Researchers at Trend Micro have uncovered yet another large-scale, sophisticated and ongoing series of targeted attacks that have compromised nearly 1,500 computers in 61 countries.
Dubbed 'Lurid', the attacks differ from similar operations such as Aurora and Night Dragon in that the victims are mainly located in Russia, Kazakhstan and Ukraine, as well as several other countries in the former USSR.
Trend Micro identified 47 victims of the successfully compromised 1,465 computers, including diplomatic missions, government ministries and space-related government agencies, according to Rik Ferguson, director of security research at the vendor.
"This particular campaign comprised over 300 malicious, targeted attacks, monitored by the attackers using a unique identifier embedded in the associated malware," he wrote in a research document seen by V3.
"In total, the attackers used a command-and-control [C&C] network of 15 domain names associated with the attackers and 10 active IP addresses to maintain persistent control over the 1,465 victims."
The Lurid downloader is part of the Enfal malware family which has been used in the past to attack US governments and NGOs, although it is not a publicly available toolkit, explained Ferguson.
Lurid attacks monitored by Trend Micro appear to have followed a pattern commonly associated with advanced persistent threats, making use of various exploits in Adobe Reader and "compressed RAR files containing malicious screen savers" to execute the Lurid malware which connects the system to a specific network of C&C servers.
"Attackers do not always rely on zero-day exploits but will, in fact, quite frequently use older, reliable exploits and save their zero-day exploits for hardened targets," said Ferguson.
"While we have not located any samples used in these campaigns that contain zero-day exploits, the campaign identifiers used by the attackers do make reference to the use of such exploits."
Moreover, the Lurid attacks maintain persistence on an infected system by installing as a Windows service, or copying to the system folder and "changing the common start up folder of Windows to a special one it creates", Ferguson explained.
The hackers have been using the malware to steal data and send it to the C&C server via HTTP POST, as well as issuing commands to the infected computers.

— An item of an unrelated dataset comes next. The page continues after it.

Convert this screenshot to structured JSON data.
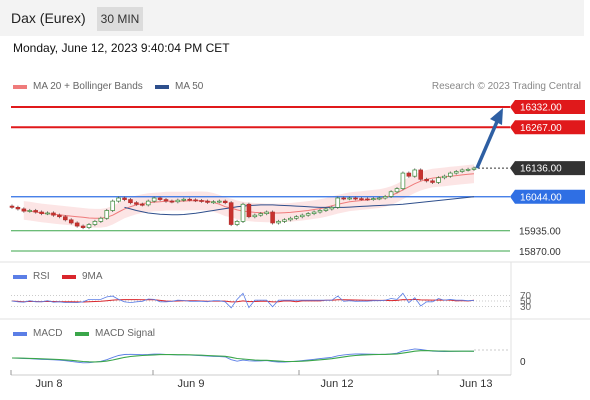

"These commands allow the attackers to send and receive files as well as activate an interactive remote shell on compromised systems," said Ferguson.
"The attackers will typically retrieve directory listings from the compromised computers and steal data (such as specific .xls files). Trend Micro researchers have some of the commands, but we don't have the actual files."

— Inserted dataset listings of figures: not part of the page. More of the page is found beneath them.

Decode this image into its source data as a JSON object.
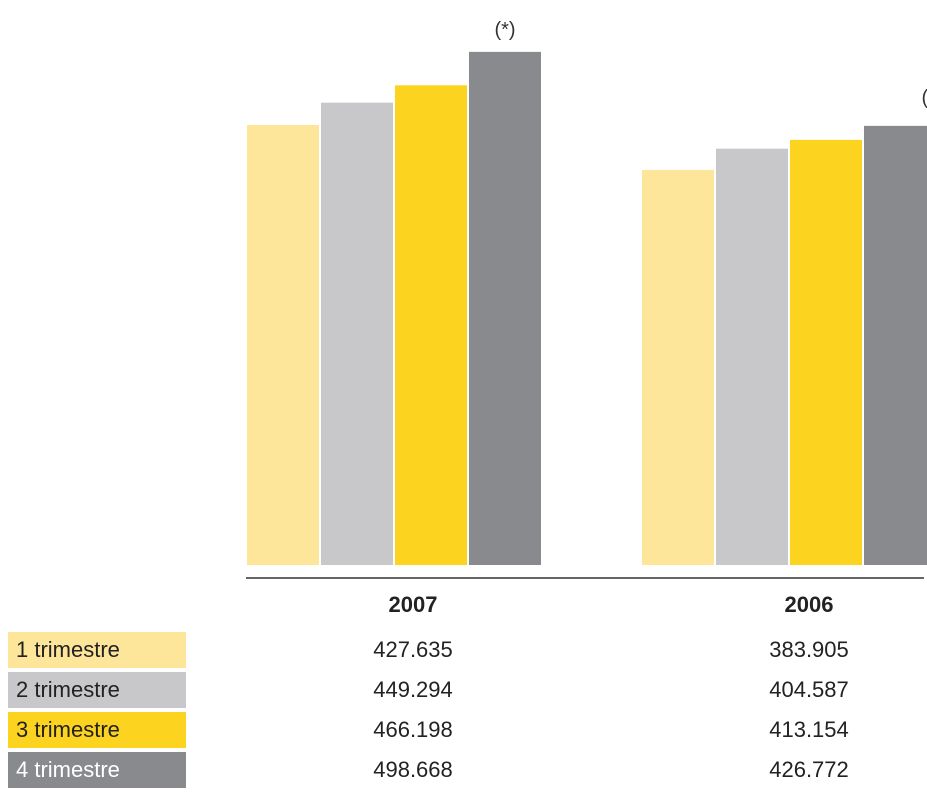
{
  "chart_data": {
    "type": "bar",
    "categories": [
      "2007",
      "2006"
    ],
    "series": [
      {
        "name": "1 trimestre",
        "values": [
          427.635,
          383.905
        ],
        "color": "#FDE59A"
      },
      {
        "name": "2 trimestre",
        "values": [
          449.294,
          404.587
        ],
        "color": "#C8C8CA"
      },
      {
        "name": "3 trimestre",
        "values": [
          466.198,
          413.154
        ],
        "color": "#FCD31E"
      },
      {
        "name": "4 trimestre",
        "values": [
          498.668,
          426.772
        ],
        "color": "#898A8D"
      }
    ],
    "annotations": [
      "(*)",
      "(*)"
    ],
    "table": {
      "rows": [
        {
          "label": "1 trimestre",
          "values": [
            "427.635",
            "383.905"
          ]
        },
        {
          "label": "2 trimestre",
          "values": [
            "449.294",
            "404.587"
          ]
        },
        {
          "label": "3 trimestre",
          "values": [
            "466.198",
            "413.154"
          ]
        },
        {
          "label": "4 trimestre",
          "values": [
            "498.668",
            "426.772"
          ]
        }
      ]
    },
    "grid": false
  }
}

It has therefore proved difficult to identify the targeted data, although specific documents and spreadsheets were involved, according to Trend Micro.
Also still a mystery is the origin of the attackers, given that IP addresses and domain name registration details can be manipulated to mislead researchers, said Ferguson.
The news follows revelations from Trend Micro earlier this week of a large-scale, co-ordinated series of targeted attacks aimed at defence contractors such as Mitsubishi Heavy Industries in Japan.